Mon crâne va exploser.
Je grimace.
Stefan ne remarque pas ma lassitude. Sans relâche il parle et s'écoute parler. De ses affaires. De son business florissant entre l'Europe et l'Asie. D'économie mondiale. De sujets sérieux dont, à cette minute, je me contrefous, d'autant que son accent mêlé au brouhaha ambiant me le rend difficile à comprendre.
Je lâche prise. Je grimace. Je m'ennuie.
Je brûle de rentrer seule au studio, d'allumer la clim et de m'allonger dans un parfait silence.
Mais qu'est-ce qu'il a, cet homme, à parler comme ça ?
Est-ce sa manière de séduire ? Montrer à la femme qu'il convoite à quel point il est ambitieux, avisé, aisé. Un requin parmi les requins, un loup parmi les loups.
Ce qu'il ignore, c'est que voilà le meilleur moyen de me repousser.
Ambition, ambition...
Jailli en rafales des lèvres de Stefan, le mot tournicote entre nos verres pour filer dans ma bouche, là où je le recrache d'un :
- Moi, d'ambition, je n'en ai aucune.
Ce qui n'est pas tout à fait vrai. Mais peut-on appeler "ambition" le simple désir d'être en paix et heureuse ? De continuer à voyager, à plonger, à écrire ? D'espérer que ma vie se poursuive sans trop dérailler ?
Non, je ne crois pas. J'ai des désirs, des souhaits, des projets, des passions. Mais des ambitions ?
Stefan s'arrête, saisi :
- I beg your pardon ?
Il me fixe paupières plissées. Me soupèse comme si j'appartenais à une espèce inconnue, qu'il m'avait méjugée et qu'il ignorait, surtout, que me répondre.
Son étonnement sera de courte durée.
Bientôt le fil de son discours reprend.
Bientôt je grimace encore.
Dans ce déluge de paroles, des mots me tirent brutalement de ma torpeur :
"Engagement total envers son partenaire. Fidélité."

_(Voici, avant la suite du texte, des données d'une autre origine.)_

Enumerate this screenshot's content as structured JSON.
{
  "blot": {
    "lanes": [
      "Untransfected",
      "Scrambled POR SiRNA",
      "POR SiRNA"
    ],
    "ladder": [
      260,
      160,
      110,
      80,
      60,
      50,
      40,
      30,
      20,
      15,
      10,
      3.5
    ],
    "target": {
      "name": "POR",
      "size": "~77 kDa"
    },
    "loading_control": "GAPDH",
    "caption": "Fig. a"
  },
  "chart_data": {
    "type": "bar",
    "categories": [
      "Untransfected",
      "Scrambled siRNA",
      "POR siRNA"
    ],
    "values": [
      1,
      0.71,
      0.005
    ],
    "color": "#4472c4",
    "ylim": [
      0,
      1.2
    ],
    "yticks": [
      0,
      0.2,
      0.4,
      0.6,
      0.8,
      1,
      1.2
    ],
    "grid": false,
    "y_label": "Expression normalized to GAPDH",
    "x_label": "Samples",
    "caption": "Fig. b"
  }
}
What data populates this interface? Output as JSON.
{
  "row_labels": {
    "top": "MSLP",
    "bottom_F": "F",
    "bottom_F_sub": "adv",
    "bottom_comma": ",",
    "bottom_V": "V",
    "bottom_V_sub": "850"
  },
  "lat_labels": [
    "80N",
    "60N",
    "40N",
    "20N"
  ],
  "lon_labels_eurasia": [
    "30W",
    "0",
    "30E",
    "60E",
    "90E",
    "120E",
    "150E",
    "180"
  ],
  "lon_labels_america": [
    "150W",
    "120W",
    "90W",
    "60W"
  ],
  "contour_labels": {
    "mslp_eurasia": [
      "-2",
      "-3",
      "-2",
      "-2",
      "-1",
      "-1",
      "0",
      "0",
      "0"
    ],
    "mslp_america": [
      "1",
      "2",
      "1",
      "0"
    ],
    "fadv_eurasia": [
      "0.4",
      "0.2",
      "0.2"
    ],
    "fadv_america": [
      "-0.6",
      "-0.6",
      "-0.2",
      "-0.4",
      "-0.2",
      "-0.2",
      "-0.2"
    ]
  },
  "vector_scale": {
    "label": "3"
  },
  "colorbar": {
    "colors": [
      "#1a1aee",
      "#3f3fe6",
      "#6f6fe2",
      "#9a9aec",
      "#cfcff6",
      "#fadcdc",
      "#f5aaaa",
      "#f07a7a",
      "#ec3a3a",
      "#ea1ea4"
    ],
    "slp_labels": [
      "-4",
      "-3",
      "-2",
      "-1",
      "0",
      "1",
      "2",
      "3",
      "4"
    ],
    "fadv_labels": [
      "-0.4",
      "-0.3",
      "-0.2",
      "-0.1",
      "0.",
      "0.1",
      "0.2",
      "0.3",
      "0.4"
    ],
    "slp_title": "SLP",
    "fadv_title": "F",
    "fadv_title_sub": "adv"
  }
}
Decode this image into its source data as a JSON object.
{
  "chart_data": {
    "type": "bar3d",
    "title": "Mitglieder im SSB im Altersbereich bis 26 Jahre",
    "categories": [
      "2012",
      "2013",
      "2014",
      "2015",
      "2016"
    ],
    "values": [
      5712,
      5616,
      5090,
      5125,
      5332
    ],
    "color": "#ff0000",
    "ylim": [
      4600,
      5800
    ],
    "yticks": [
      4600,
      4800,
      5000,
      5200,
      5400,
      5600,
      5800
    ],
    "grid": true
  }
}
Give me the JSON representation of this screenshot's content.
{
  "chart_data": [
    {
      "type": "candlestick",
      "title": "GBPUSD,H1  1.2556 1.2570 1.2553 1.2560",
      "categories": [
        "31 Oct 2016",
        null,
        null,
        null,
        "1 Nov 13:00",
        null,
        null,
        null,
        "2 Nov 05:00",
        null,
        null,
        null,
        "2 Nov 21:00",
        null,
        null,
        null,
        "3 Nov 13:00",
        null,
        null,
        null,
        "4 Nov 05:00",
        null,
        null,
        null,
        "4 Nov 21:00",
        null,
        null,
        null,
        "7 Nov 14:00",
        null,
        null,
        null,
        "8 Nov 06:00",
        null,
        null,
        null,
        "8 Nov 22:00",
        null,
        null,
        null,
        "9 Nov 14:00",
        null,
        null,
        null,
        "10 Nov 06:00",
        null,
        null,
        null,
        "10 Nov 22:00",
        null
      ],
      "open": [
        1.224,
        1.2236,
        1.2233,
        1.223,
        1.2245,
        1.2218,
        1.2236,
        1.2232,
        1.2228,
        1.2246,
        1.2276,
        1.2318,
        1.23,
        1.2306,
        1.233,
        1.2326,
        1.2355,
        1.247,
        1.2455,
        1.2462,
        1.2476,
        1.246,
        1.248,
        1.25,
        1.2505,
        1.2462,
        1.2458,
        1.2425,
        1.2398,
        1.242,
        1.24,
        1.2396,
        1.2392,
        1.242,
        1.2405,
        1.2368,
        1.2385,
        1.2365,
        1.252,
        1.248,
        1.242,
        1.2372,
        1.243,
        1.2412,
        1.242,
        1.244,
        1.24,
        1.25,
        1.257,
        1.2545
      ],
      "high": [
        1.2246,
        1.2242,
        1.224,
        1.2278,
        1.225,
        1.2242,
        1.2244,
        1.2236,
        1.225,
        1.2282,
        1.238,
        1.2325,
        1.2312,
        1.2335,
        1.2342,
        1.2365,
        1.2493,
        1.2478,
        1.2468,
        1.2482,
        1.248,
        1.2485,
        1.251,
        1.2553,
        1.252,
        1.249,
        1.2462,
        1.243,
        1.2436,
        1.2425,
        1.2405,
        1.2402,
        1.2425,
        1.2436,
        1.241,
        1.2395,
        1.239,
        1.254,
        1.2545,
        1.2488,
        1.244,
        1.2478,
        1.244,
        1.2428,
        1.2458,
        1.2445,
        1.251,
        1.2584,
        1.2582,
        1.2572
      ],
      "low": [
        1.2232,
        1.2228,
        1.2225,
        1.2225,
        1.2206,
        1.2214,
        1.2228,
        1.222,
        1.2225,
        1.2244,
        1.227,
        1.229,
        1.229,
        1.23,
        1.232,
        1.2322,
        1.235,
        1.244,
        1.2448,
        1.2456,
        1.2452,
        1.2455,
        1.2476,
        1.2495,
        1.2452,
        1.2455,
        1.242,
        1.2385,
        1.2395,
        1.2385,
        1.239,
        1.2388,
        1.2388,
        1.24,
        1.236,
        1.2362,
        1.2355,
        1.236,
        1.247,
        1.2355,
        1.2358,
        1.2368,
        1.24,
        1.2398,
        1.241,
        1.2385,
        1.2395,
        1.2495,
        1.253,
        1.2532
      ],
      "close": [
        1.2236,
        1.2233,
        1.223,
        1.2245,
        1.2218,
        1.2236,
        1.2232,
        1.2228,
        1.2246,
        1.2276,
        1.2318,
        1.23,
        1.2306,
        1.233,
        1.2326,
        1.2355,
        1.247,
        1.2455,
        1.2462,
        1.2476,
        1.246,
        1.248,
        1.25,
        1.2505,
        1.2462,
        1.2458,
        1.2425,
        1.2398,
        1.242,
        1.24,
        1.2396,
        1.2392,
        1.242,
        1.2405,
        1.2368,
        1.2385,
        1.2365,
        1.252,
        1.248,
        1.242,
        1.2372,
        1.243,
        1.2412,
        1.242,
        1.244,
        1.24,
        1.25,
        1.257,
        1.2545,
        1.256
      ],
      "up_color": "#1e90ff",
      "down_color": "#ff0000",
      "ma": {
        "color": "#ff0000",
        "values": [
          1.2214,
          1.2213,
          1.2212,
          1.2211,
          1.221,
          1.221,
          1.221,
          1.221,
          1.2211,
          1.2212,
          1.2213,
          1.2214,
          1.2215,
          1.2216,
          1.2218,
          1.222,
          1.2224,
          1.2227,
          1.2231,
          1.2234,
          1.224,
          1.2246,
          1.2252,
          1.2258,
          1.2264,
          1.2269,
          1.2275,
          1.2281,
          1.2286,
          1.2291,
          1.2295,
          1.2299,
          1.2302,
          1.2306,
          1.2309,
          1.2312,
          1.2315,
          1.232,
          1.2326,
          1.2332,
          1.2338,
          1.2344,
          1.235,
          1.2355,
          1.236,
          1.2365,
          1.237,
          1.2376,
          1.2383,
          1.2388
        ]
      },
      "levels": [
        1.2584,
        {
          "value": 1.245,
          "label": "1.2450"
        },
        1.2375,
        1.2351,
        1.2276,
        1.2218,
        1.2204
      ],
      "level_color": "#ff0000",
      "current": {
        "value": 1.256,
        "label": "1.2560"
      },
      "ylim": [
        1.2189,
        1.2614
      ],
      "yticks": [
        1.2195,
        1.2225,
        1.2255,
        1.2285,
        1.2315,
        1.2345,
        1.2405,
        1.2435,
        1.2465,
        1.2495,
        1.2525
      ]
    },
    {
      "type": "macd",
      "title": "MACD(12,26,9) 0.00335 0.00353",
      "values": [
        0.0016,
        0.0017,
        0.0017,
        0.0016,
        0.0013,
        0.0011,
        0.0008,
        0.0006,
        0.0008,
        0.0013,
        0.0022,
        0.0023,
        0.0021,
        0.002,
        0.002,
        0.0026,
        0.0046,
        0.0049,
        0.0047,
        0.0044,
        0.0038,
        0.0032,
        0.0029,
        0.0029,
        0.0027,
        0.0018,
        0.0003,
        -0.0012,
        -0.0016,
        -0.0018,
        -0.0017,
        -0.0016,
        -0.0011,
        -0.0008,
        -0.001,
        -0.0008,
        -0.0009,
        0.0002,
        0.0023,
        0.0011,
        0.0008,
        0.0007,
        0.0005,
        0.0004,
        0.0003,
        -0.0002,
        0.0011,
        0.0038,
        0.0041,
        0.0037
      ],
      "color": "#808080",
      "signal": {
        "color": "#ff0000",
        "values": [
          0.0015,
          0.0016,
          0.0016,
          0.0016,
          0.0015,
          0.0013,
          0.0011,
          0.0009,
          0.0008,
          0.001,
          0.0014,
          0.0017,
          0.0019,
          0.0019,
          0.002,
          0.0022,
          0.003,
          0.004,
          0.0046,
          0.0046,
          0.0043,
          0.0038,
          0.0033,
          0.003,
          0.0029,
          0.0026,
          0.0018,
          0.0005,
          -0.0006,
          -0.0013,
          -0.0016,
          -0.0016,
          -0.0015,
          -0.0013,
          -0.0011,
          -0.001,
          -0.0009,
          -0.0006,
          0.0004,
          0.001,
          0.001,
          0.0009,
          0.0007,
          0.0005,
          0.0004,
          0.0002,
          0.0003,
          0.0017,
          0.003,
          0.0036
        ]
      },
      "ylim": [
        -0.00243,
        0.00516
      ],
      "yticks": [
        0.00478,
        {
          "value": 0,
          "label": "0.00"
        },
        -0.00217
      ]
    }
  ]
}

Je lève un sourcil circonspect.
- L'exclusivité sexuelle, tu veux dire ? Bah... Quelle importance ?
Nouvelle pause interloquée. Évidente, la surprise de voir le fil de la conversation lui échapper.
Nouveau regard inquisiteur. D'interlocutrice muette me voilà promue au rang de personne, voire d'adversaire.
Montée de ses prunelles, une lueur d'intérêt, de curiosité ou d'amusement - ou des trois à la fois. Soudain en alerte, mon vis-à-vis vide son cocktail tequila-concombre et se carre sur sa chaise pour mieux m'écouter.
- Quelle importance, dis-tu ?...
Avec moi Stefan ira de surprise en surprise. Singleton dans son monde, je suis à ses yeux une drôle de femme très femme, une vraie "bouffée d'air frais".
Peut-être parce que sa richesse me laisse de marbre et qu'au restaurant, je paye également l'addition.
Que je préfère les gargotes de rue aux établissements chics.
Que je me moque de sa montre en or en exhibant mes bijoux en toc.
Que malgré son bagoût, Stefan ne m'impressionne pas.
Que je ne l'écoute pas sans moufter.
Que je l'ai baptisé "Monsieur L'Avocat", le rhétoriqueur qui toujours trouvera des justifications à tout, le casuiste prêt à couper les cheveux en huit afin de mieux couler le poisson.
Pour Monsieur L'Avocat je suis franche, ce qui l'étonne.
Sans détours, ce qui l'amuse.
Sans fioritures, ce qui le repose.
Tout ça, oui, et autre chose.
Une élégante dont il salue chaque jour les tenues.
Une maladroite dont il surveille les pas sur le trottoir, s'esclaffant lorsque je trébuche, me secourant lorsque je chancelle.
Une sentimentale si peu romantique qu'au lieu de loger ma paume au creux de la sienne tendue, j'y accroche mon sac pour m'éloigner sur un "merci, ah, c'était lourd !"
Photos : Polly Morgan, Horst P. Horst.
Toile de Sarah Moon.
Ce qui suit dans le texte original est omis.